Mysterious Russian satellite Kosmos 2499 breaks up apart in Earth’s orbit, leaving behind space debris
A mysterious event in the Earth’s orbit is giving a headache to the best of experts, back on Earth. A Russian satellite called Kosmos 2499 broke up in Earth’s orbit at an altitude of 1,169 kilometres on January 4 and left, leaving behind scores of space junk whipping around the planet.
According to the US Space Force’s 18th Space Defence Squadron, which tracks all the man-made objects in Earth’s orbit, the cloud of space debris could last in the atmosphere for well over a century.
As per NASA, orbital debris more than 1,000 km above the Earth will continue circulating the planet for hundred years or more before they fall black to Earth. The Kosmos 2499 was launched by Russia in 2013 and 2014, alongside other Russian military communication satellites.

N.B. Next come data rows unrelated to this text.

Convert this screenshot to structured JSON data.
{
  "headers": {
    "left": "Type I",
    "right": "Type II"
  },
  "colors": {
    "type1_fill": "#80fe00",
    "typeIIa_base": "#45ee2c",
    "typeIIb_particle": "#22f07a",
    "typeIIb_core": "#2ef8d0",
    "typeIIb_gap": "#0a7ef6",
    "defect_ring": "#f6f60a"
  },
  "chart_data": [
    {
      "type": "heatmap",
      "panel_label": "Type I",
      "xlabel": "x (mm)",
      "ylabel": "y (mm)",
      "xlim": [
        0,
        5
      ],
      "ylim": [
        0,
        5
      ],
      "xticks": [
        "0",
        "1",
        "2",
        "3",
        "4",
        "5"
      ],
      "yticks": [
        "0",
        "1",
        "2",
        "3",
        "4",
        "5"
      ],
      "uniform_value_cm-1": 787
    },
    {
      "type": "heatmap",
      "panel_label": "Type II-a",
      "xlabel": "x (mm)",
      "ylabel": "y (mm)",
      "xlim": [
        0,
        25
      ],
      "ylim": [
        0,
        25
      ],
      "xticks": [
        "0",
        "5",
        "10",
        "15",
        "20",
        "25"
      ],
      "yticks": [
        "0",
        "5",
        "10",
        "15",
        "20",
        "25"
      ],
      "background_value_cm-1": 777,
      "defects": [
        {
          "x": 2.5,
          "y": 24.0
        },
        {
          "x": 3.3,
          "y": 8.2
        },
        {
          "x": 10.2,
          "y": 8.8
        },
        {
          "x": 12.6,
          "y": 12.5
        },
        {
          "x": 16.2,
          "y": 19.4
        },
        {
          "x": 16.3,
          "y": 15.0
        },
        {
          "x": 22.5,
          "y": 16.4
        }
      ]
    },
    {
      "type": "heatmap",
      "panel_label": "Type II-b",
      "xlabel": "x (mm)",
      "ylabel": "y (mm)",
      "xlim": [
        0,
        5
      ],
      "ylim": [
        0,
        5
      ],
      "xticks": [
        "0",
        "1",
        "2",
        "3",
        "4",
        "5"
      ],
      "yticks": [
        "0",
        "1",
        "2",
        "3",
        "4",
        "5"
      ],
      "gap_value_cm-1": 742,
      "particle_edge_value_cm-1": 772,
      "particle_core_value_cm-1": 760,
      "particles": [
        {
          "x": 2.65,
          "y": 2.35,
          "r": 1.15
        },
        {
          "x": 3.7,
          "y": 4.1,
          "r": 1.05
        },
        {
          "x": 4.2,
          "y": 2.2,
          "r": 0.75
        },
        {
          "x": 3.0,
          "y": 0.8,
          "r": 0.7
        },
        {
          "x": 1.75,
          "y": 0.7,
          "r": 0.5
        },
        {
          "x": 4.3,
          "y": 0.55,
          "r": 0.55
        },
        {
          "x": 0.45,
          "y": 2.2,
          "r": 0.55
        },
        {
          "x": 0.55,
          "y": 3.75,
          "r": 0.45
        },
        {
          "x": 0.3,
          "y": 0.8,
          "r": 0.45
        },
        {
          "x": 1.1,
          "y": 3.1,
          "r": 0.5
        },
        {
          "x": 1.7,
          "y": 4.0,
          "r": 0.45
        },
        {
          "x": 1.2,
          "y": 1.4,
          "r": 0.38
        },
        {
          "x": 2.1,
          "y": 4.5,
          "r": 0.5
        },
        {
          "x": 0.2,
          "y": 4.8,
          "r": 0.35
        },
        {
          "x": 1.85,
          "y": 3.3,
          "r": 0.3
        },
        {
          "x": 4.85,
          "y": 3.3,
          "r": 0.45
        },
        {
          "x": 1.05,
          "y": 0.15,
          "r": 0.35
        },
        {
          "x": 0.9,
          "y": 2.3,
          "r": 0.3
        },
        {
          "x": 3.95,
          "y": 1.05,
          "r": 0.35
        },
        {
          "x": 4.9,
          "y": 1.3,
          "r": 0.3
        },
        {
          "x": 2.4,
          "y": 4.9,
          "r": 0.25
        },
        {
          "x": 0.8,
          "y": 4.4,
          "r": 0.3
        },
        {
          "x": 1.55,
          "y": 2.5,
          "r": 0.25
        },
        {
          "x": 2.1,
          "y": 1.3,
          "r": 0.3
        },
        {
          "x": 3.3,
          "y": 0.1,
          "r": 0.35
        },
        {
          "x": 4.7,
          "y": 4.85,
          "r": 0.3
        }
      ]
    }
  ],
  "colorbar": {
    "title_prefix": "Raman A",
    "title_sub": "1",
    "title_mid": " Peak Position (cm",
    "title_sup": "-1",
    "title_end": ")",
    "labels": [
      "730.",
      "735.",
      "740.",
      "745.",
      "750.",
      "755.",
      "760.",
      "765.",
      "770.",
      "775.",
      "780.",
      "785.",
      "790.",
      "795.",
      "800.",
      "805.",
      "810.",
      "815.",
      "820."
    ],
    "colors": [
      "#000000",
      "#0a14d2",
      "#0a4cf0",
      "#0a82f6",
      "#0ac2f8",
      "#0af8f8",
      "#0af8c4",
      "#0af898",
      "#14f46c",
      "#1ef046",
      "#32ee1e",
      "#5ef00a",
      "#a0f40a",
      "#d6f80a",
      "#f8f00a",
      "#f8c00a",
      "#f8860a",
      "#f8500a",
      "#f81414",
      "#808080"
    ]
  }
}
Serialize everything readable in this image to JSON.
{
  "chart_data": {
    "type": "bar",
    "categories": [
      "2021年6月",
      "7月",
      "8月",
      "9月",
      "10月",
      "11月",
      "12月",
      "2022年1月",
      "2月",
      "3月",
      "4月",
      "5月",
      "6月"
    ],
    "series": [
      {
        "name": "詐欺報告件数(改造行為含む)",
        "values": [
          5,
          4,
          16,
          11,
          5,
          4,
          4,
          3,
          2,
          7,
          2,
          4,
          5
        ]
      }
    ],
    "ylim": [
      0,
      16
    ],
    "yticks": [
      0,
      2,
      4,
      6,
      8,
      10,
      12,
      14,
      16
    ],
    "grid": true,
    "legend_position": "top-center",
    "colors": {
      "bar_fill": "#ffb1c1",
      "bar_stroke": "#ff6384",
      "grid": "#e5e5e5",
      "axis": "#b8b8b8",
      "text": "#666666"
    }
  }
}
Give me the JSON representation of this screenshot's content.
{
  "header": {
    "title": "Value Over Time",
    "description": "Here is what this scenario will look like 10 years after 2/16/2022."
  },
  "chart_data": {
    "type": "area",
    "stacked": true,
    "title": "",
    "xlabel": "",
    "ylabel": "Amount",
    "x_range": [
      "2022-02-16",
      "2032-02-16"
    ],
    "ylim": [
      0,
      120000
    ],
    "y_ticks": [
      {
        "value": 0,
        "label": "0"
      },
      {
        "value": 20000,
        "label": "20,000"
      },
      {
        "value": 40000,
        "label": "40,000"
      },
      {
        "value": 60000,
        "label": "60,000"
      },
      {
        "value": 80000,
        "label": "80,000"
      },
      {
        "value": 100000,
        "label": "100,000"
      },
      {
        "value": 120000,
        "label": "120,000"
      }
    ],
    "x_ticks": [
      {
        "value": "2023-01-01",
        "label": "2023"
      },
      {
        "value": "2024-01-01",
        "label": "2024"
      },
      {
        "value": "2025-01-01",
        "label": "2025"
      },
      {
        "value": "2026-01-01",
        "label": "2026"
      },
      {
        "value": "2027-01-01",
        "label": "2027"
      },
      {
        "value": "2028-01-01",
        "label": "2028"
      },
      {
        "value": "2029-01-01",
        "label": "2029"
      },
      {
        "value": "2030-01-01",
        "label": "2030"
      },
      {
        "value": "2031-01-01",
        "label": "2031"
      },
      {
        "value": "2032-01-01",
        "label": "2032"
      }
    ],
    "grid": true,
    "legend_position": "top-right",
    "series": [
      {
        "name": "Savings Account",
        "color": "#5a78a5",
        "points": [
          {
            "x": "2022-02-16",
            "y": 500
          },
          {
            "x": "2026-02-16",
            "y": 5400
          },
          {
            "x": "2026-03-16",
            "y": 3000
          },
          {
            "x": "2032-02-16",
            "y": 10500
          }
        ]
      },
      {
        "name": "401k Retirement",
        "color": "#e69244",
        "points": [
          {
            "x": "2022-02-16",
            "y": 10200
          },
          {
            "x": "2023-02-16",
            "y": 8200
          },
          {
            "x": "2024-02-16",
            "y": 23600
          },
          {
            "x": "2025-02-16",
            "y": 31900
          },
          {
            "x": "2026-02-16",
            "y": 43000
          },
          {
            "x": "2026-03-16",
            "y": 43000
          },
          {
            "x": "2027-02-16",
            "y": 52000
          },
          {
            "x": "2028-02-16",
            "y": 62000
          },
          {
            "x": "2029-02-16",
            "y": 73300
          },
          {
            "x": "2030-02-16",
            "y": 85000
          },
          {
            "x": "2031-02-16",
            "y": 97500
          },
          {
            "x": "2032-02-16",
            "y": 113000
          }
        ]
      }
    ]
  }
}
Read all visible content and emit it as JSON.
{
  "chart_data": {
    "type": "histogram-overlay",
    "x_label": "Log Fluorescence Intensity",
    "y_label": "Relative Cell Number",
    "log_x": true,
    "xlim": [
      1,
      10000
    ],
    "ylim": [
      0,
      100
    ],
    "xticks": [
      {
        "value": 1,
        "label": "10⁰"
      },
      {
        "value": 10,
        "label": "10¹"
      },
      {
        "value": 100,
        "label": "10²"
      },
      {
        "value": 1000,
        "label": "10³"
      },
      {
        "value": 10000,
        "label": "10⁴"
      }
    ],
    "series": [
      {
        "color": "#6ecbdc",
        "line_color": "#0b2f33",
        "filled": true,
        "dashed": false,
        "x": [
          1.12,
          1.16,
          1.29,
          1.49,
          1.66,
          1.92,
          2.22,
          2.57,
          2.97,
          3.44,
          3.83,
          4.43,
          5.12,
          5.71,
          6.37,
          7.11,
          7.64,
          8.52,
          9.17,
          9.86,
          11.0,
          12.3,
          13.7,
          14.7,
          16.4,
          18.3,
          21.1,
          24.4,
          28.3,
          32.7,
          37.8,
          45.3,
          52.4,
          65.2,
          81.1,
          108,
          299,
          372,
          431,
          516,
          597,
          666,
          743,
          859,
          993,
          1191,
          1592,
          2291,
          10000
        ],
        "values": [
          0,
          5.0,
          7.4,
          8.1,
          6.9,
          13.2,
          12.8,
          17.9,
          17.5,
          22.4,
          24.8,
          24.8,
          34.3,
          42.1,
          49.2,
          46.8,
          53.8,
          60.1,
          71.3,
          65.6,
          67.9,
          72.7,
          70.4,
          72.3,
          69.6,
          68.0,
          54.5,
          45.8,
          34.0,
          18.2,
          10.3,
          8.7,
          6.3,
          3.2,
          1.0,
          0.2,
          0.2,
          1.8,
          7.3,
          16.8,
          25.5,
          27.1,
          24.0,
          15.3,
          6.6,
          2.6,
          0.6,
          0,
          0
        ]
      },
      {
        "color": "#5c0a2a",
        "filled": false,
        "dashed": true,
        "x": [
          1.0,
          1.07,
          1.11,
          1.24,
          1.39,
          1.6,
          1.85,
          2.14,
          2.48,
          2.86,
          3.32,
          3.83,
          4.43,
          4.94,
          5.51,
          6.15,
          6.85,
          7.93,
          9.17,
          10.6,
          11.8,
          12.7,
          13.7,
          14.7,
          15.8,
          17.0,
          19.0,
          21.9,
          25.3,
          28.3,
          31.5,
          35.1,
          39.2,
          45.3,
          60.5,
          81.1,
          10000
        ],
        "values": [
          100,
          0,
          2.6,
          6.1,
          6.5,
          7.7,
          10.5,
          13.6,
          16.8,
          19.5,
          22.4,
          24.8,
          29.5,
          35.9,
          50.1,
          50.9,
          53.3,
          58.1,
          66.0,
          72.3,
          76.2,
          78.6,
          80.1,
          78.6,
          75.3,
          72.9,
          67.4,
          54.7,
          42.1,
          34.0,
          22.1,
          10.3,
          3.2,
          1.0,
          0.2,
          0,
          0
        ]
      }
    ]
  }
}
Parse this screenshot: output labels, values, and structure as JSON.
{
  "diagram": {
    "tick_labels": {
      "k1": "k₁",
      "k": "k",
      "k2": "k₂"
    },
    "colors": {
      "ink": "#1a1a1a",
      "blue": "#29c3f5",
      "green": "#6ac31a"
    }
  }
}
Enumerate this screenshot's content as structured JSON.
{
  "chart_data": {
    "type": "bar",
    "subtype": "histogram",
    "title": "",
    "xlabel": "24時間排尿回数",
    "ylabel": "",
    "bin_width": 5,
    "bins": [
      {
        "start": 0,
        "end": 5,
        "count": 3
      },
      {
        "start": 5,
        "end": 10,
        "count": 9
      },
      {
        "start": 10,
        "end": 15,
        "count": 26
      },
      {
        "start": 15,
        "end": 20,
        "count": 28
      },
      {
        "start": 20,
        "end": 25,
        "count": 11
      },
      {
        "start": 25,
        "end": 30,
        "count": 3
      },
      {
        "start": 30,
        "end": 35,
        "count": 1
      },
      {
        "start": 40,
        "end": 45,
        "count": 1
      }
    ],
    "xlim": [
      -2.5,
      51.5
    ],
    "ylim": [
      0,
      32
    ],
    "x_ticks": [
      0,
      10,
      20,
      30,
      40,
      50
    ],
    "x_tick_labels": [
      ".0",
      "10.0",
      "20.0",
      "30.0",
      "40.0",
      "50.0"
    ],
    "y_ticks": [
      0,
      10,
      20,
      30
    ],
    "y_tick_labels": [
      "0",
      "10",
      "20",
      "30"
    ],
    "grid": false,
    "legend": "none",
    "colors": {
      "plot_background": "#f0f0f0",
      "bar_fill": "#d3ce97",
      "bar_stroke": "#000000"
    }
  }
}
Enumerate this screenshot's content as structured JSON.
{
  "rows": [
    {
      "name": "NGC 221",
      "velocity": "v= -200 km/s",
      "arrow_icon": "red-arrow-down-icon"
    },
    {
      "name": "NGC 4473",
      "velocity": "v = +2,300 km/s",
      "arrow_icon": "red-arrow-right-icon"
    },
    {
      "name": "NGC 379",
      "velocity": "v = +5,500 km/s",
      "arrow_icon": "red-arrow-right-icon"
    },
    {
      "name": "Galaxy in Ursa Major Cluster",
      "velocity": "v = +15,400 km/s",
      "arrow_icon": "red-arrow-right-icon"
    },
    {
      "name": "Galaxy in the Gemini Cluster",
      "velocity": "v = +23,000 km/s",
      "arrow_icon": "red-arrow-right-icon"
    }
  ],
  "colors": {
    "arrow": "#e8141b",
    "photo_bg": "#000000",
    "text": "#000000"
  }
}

Mysterious history with Kosmos 2499
According to Harvard & Smithsonian Centre for Astrophysics (CfA) astronomer Jonathan McDowell, the fresh break-up of the satellite is the second such incident with the same satellite after the first one was reported on October 23, 2021.
Taking to Twitter, McDowell said that he suspects the new event is the further break-up of already broken parts.
Suspicion around Kosmos 2499
According to reports, Kosomos 2499 made some orbital manoeuvres that led to suspicions that it would allow spacecraft to attack and disable satellites.
The allegations from the foreign stakeholders forced erstwhile Roscosmos (Russian Space Agency) head Oleg Ostapenko to publicly clarify that Kosmos 2499 and a similar Kosmos 2491 satellite are not ‘killer satellites.